Now comes the not-squee:

-Astrid’s death. It was beautiful and terrible.

-EVERYBODY ELSE’S DEATH.

-Ten getting happy again… and then going right back to being miserable. He’s been pulling that ‘I’d rather travel on my own’ crap ever since Rose left. It’s not healthy, even for a Time Lord.

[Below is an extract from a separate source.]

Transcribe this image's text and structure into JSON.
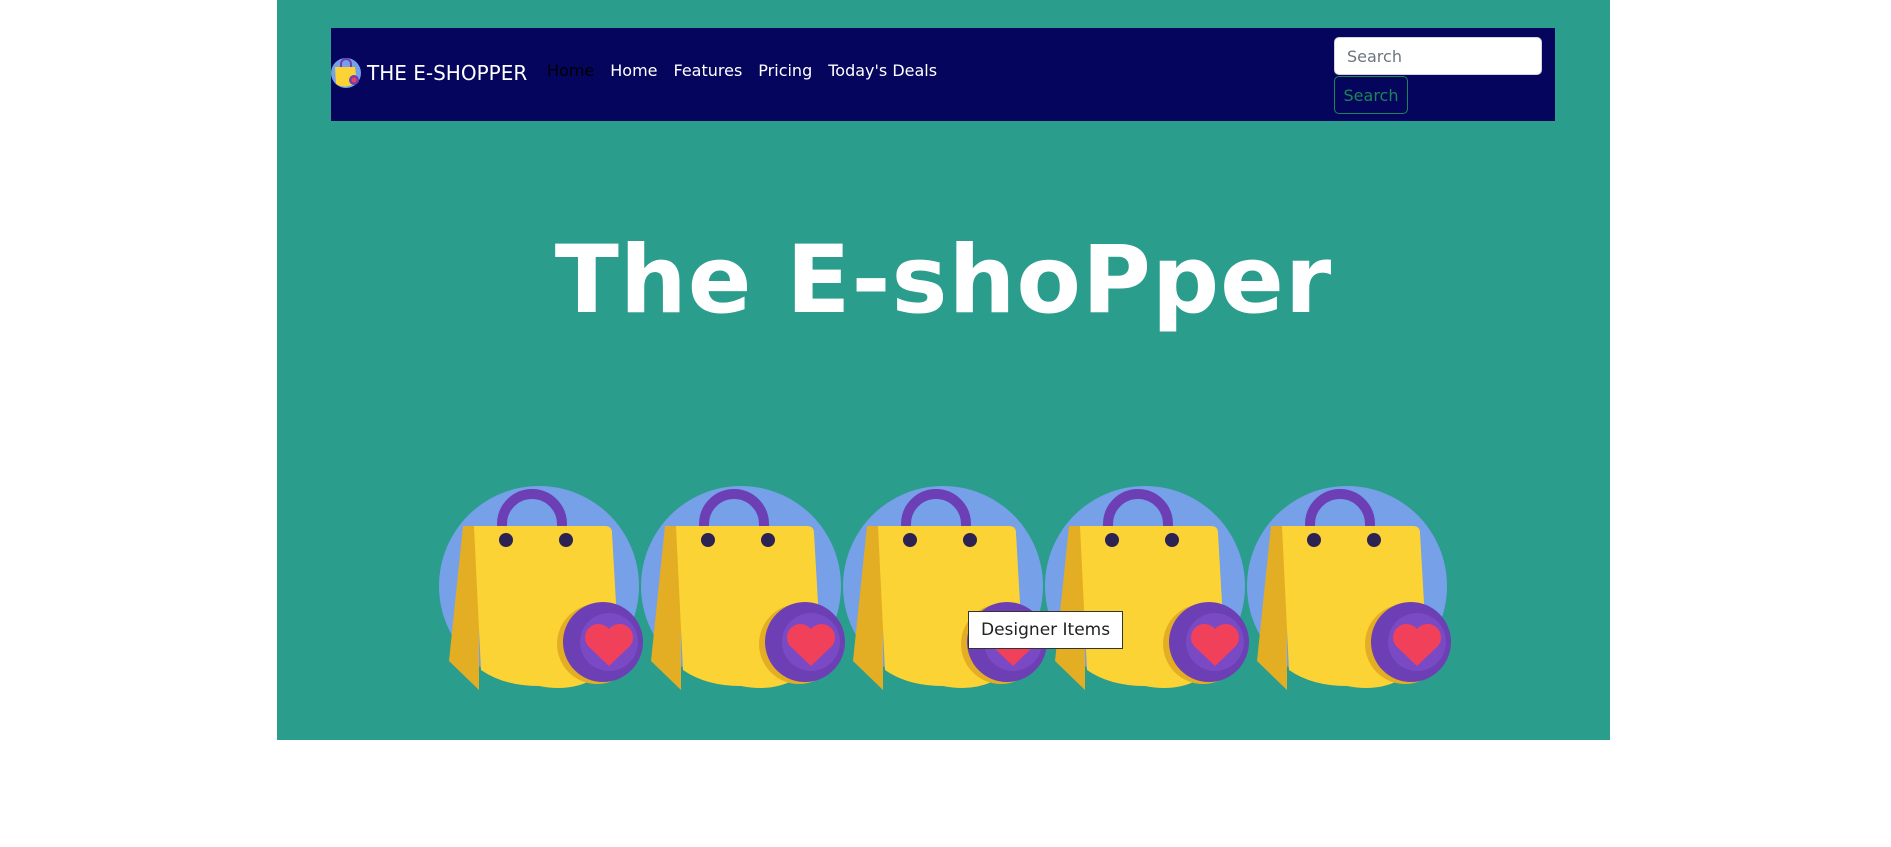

- …Martha in the previews.

- The angst. God, the angst. Ten, I love you, man, but how many times have we seen this? The first was a certain Madame du Pompadour, and then there was the soul-shattering loss of Rose, then Joan, and now Astrid… I don’t think I can handle the sadness any longer. Ten falls in love with everybody. Except Martha. Which is fine. As a certified, card-carrying shipper, it is my personal opinion that what he had with Rose was unique and deeper, but let’s face it. The boy’s in love with the universe and every hot person in it. I mean, remember the Doctor Who movie? Fandom went absolutely ape-shit about that kiss. There were heart attacks, feuds, divorces, and a minor revolutionary scuffle in the Bolivia over that kiss. Nowadays, someone’s like, “Holy cow, the Doctor’s just snogged some chick!” and fandom stops yawning just long enough to go, “Yeah, he does that sometimes.”

*Sigh* That was a lovely tidbit to tide me over until the start of the new series. It was sweet and brilliant and… sad. Much like Ten.